Teens who’ll stop at nothing to increase their Instagram followers, and other frights at this year’s Rio Grind Film Fest

Elina Löwensohn in Let the Corpses Tan

Elina Löwensohn in Let the Corpses Tan. The film screens as part of this year’s Rio Grind Film Festival (Nov. 16-19).

A rap-battle movie produced by Eminem; the 100th film from a Japanese master; and a retro-looking crime thriller are among the treats at this year’s Rio Grind Film Festival.

Presented by the Rio Theatre (1660 E. Broadway), the annual event features horror, sci-fi, fantasy, cult, animation and sometimes just-plain-unclassifiable movies. Along with feature films, the festival—Nov. 16-19— includes shorts, guest filmmakers, and a special surprise screening.

Here are some highlights. (Click on titles for trailers.)

Blade of the Immortal—The latest (and 100th!) film from Japanese writer-director Takashi Miike (Audition, Yakuza Apocalypse) is a samurai action-adventure epic. In it, a highly skilled and immortal samurai warrior trains a young girl to avenge the murder of her parents. Variety: “The 100th feature by genre master Takashi Miike transcends conventions of Japanese swordplay films with both fantasy and graphic violence.” (Nov. 16 at 6:30 p.m.)

Hagazussa—A Heathen’s Curse—A grad school project from its first-time director, Hagazussa has been praised for its cinematography, soundtrack (by Greek avant-rock trio MMD), and open-ended (and mostly silent) storytelling. The film has made the rounds of the world’s genre film fest circuit. It’s also been favourably compared to last year’s The Witch. Hollywood Reporter: “But even if the open-ended story does not satisfy conventional genre rules, Hagazussa works very well as a spellbinding audiovisual symphony. Mostly shooting in long, slow, hypnotic, wordless takes, Feigelfeld presents us with a painterly parade of mesmerizing tableaux and arresting motifs: skulls, candles, horned beasts, mist wafting across wintry woodland vistas.” (Nov. 17, 6:45)

Let the Corpses Tan—Based on a 1971 thriller by French crime writer Jean-Patrick Manchette, Laissez bronzer les Cadavre is said to be “a visually stunning, hyper-stylized neo-Western that finds itself basking in the dreamy yet thrilling hues of an over-saturated Mediterranean summer.” Over the course of a single day, an idyllic spot turns into a gruesome battlefield when Rhino and his gang come across an eccentric painter (Elina Löwensohn) and a few of her guests. Variety:  “Any stray excerpt of ‘Corpses’ could be taken as evidence of a fascinating, eccentric lost obscurity, replete with all the outdated joys of its chosen era and genre references.
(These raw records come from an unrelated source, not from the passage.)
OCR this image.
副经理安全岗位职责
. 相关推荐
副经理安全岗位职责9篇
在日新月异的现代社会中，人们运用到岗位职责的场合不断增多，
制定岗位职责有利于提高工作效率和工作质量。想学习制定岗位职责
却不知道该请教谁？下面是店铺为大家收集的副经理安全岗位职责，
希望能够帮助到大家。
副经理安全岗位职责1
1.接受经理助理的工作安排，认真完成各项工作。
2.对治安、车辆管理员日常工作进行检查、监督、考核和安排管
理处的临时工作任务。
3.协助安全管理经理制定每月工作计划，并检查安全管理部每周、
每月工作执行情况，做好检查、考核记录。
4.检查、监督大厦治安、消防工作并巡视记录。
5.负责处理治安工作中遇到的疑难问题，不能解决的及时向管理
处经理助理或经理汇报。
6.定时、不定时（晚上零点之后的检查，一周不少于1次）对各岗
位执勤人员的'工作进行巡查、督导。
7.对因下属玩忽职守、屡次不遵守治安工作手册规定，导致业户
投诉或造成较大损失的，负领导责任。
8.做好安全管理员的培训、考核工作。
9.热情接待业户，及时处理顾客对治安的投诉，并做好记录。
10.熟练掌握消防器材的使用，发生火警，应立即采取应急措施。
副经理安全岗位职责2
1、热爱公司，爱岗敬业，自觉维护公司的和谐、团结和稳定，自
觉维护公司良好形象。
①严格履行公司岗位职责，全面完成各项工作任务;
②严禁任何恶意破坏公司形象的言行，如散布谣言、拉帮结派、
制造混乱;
They include solarized images, gratuitous nudity, giant Spaghetti Western-style closeups of glaring eyes, disorienting cross-cutting, gauzy flashbacks, surrealism, crude symbolism and so forth, all shot for maximum grainy nostalgia value in super-16mm… The technique is impeccable, extending to a soundtrack mostly comprised of delicious archival tracks, many by the era’s screen composing king, Ennio Morricone himself.” (Nov. 17 at 9:15)

Tragedy Girls—This movie has been described as “Heathers meets Mean Girls in an Instagram universe.” What else do you need to know? Screen Rant: “A delightfully subversive and darkly comedic take on a slasher horror film.” (Screen Rant) (Nov. 17, 11:15 p.m.)

Retweet them, or pay the price.

Junk Head—Japanese animator Takahide Hori spent four years working on a 30-minute short, then another four expanding it into its current feature-length iteration. The stop-motion, post-apocalyptic sci-fi picture premiered at Montreal’s Fantasia Film Fest, where it won a Special Mention in the Satoshi Kon Award for Excellence in Animation category. (Nov. 18 at 3:30 p.m.)

Bodied—Produced by Eminem, Bodied navigates issues such as cultural appropriation, gender politics, class, systemic racism, and various social injustices.  The lead character is a white male grad student (Calum Worthy) looking for battle rap legitimacy. The film received the TIFF Midnight Madness Audience Award 2017 and Fantastic Fest Audience Award 2017. Collider: “Even if you have no interest in rap battling, BODIED will suck you in and send you spinning with the battles. You’ll love seeing words used as weapons, and you’ll never stop considering the wounds they inflict.” (Nov. 19 at 9:30 p.m.; filmmakers in attendance.)

For a complete schedule and ticket info visit riotheatre.ca.